On Tue, Apr 11, 2023 at 6:13 PM Juan Mozos @.***> wrote:

@donbowen https://github.com/donbowen Just pushed the regression changed file with what I understood you asked for. It has 4 different regression tables and md text to explain what each table is doing.

— Reply to this email directly, view it on GitHub https://github.com/LeDataSciFi/FinTech-Capstone-2023/pull/19#issuecomment-1504195526, or unsubscribe https://github.com/notifications/unsubscribe-auth/AMEHJ2YD7JHSNWNIXD32PCDXAXJQXANCNFSM6AAAAAAWZQGEQI . You are receiving this because you were mentioned.Message ID: @.***>

-- Sent from my phone. Please excuse brevity and typos.

jum223 commented 1 year ago

I do have a concerned about the majority minority regressions, because the coefficients are always zero. This suggests that there is an issue. You should investigate. Matt and Kathleen will ask about it.

Will investigate it.

Also, you should clarify to your classmates how they should interpret the columns - the white variable is the same but the column defines what the high minority variable is.

Yeah, they know about that. Either way I will be meeting with Matt Romano, who will help me with the regression interpretations, and I will discuss it with him.

jum223 commented 1 year ago

@donbowen Hello professor, I was looking at the Regression file and noticed that for y = log_num_apps and y = Receives any apps in the tract the control vars being used are just the census_tract_vars (doesn't include the bank_tract_vars). I was wondeing if there is a reason for this when we updated the regression tables last Wednesday? See formula:

formula = f"denial_rate ~ Q('High Minority') * which_bank + {'+'.join(census_tract_vars)} + {'+'.join(bank_tract_vars)}"

VS

formula = f"log_num_apps ~ Q('High Minority') * which_bank + {'+'.join(census_tract_vars)}"

I also noticed that bank_tract_full["bank_gets_highinc_subpop"] = bank_tract_full["median_all_income"] > bank_tract_full["MedHousehIncome"] will be False for all of the observations, should we still use this variable as a control then?

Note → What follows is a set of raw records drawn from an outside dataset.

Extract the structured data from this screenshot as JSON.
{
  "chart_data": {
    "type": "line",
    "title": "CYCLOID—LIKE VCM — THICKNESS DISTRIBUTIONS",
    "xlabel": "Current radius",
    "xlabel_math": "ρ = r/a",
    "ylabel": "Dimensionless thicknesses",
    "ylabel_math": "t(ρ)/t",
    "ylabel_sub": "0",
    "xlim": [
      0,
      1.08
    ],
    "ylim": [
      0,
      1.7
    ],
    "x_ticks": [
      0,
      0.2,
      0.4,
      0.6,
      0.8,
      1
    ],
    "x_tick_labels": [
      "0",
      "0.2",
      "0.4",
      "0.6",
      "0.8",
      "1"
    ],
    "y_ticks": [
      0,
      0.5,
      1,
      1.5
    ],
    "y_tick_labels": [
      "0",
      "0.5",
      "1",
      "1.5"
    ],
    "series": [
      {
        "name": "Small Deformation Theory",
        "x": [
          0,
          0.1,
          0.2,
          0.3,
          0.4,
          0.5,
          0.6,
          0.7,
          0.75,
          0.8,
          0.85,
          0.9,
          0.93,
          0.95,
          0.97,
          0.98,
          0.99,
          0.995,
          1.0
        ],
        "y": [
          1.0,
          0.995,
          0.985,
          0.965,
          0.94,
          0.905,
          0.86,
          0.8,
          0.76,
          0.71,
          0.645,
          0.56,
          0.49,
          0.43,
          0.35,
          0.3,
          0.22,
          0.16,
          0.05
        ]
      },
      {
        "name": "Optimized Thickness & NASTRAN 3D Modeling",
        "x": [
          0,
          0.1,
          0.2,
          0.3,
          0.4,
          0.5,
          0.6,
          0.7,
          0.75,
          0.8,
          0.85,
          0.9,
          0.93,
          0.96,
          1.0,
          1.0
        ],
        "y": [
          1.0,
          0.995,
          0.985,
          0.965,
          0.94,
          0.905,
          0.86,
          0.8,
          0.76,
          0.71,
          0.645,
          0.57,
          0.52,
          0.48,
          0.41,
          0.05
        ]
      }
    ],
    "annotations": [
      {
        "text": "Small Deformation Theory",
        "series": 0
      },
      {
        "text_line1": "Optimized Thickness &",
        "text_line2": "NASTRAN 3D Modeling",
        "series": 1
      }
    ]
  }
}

I also windsorized the mean_LTV variable to use in the models.

I do have a concerned about the majority minority regressions, because the coefficients are always zero.

Regarding this point, I couldn't find an explanation of why the coefficients are always 0 in these columns. Nevertheless I was wondering what the nature of this column is and how we would use it for our analysis. Is it that the purpose of this column is to look at denial_rate in majority minority tracts?

Also, for the regression interpretations should we focus our analysis, on the interactions terms?

jum223 commented 1 year ago

Also, for the third table we created, wouldn't it be more appropriate to use a logistic regression given that some_apps is a binary variable?